27.1.10

Viagens na minha terra


Às vezes, passo horas inteiras
Olhos fitos nestas braseiras,
Sonhando o tempo que lá vai;
E jornadeio em fantasia
Essas jornadas que eu fazia
Ao velho Douro, mais meu Pai.

Que pitoresca era a jornada!
Logo, ao subir da madrugada,
Prontos os dois para partir:
-Adeus! adeus! é curta a ausência,
Adeus! - rodava a diligência
Com campainhas a tinir!

E, dia e noite, aurora a aurora,
Por essa doida terra fora,
Cheia de Cor, de Luz, de Som,
Habituado à minha alcova
Em tudo eu via coisa nova,
Que bom era, meu Deus! que bom!

Moinhos ao vento! Eiras! Solares!
Antepassados! Rios!
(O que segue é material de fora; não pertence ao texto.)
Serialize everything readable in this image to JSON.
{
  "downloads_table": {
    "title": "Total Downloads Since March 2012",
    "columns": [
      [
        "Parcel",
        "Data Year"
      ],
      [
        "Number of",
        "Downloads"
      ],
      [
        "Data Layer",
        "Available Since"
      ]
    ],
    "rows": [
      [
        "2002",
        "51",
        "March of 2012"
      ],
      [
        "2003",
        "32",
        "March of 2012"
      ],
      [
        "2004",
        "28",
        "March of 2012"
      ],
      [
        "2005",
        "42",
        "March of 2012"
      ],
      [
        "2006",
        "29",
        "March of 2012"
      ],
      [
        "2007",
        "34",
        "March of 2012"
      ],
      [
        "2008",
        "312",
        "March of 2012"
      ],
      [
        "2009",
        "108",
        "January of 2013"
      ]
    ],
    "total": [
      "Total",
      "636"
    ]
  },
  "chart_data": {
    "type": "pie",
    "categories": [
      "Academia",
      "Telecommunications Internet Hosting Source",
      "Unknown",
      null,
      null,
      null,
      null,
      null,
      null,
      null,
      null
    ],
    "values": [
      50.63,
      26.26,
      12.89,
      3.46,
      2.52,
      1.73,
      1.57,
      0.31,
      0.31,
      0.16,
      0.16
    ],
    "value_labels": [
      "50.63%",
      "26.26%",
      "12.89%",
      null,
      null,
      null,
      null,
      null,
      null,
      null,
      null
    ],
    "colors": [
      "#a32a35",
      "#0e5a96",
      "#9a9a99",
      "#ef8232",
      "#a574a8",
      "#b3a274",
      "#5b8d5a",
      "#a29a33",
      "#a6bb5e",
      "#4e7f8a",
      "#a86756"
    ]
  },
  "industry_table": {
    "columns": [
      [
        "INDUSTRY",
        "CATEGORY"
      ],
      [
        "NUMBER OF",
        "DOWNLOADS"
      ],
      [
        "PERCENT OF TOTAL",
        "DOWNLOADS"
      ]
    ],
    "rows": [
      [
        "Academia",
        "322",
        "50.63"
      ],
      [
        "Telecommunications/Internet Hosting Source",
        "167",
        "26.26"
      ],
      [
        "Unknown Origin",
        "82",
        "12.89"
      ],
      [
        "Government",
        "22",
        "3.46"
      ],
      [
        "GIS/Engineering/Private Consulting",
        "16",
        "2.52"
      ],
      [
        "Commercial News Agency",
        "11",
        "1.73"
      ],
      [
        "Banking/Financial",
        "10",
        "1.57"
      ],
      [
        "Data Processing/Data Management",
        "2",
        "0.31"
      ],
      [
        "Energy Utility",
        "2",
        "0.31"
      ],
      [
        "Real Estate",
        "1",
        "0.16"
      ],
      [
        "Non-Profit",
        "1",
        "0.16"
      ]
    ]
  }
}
Luares!
Tudo isso eu guardo, aqui ficou:
Ó paisagem etérea e doce,
Depois do Ventre que me trouxe,
A ti devo eu tudo que sou!

No arame oscilante do Fio,
Amavam (era o mês do cio)
Lavandiscas e tentilhões...
Águas do rio vão passando
Muito mansinhas, mas, chegando
Ao Mar, transformam-se em leões!

Ao sol, fulgura o Oiro dos milhos!
Os lavradores mailos filhos
A terra estrumam, e depois
Os bois atrelam ao arado
E ouve-se além no descampado
Num ímpeto aos berros: - Eh! bois!

E, enquanto a velha mala-posta,
A custo vai subindo a encosta
Em mira ao lar dos meus Avós,
Os aldeões, de longe, alerta,
Olham pasmados, boca aberta...
A gente segue e deixa-os sós.

Que pena faz ver os que ficam!
Pobres, humildes, não implicam,
Tiram com respeito o chapéu:
Outros, passando ao nosso lado
Diziam: "Deus seja louvado!"
"Louvado seja!" dizia eu.

E, meiga, tombava a tardinha...
No chão, jogando a vermelhinha,
Outros vejo a discutir.
Carpiam, místicas, as fontes...
Água fria de Trás-os-Montes
Que faz sede só de se ouvir!

E, na subida de Novelas,
O rubro e gordo Cabanelas
Dava-me as guias para a mão:
Isso... queriam os cavalos!
Que eu não podia chicoteá-los...
Era uma dor de coração.
Depois cansados da viagem,
Repoisávamos na estalagem
(Que era em Casais, mesmo ao dobrar...)
Vinha a Sr.a Ana das Dores
"Que hão-de querer os meus Senhores?
Há pão e carne para assar..."

Oh, ingénuas mesas, honradas!
Toalhas brancas, marmeladas,
Vinho virgem no copo a rir...
O cuco da sala, cantando...
(Mas o Cabanelas entrando,
Vendo a hora: "É preciso partir".)

Caía a noite. Eu ia fora,
Vendo uma estrela que lá mora,
No Firmamento Português:
E ela traça-me o meu fado
"Serás Poeta e desgraçado!"
Assim se disse, assim se fez.

António Nobre, "Viagens na Minha Terra" in



1. O poema tem um cunho marcadamente narrativo.
1.1. Justifique o uso dos diferentes demonstrativos nas expressões: "nestas braseiras"/"essas jornadas".
1.2. Delimite os principais momentos da acção desta narrativa.
1.3. Indique as palavras que constroem, no texto, o campo lexical de viagem.
1.4. Releve do texto as expressões que sugerem a passagem do tempo da acção.
1.5. Indique o papel que cada uma das personagens desempenha na acção.
1.6. Atente nos versos: "Por essa doida terra fora, / Cheia de Cor, de Luz, de Som" (3ª estrofe).
1.6.1. Releve os elementos do espaço percorrido que remetem para as sensações referidas.
1.6.2. Tendo em conta o verso "Habituado à minha alcova", interprete o uso das maiúsculas nas palavras "Cor", "Luz" e "Som".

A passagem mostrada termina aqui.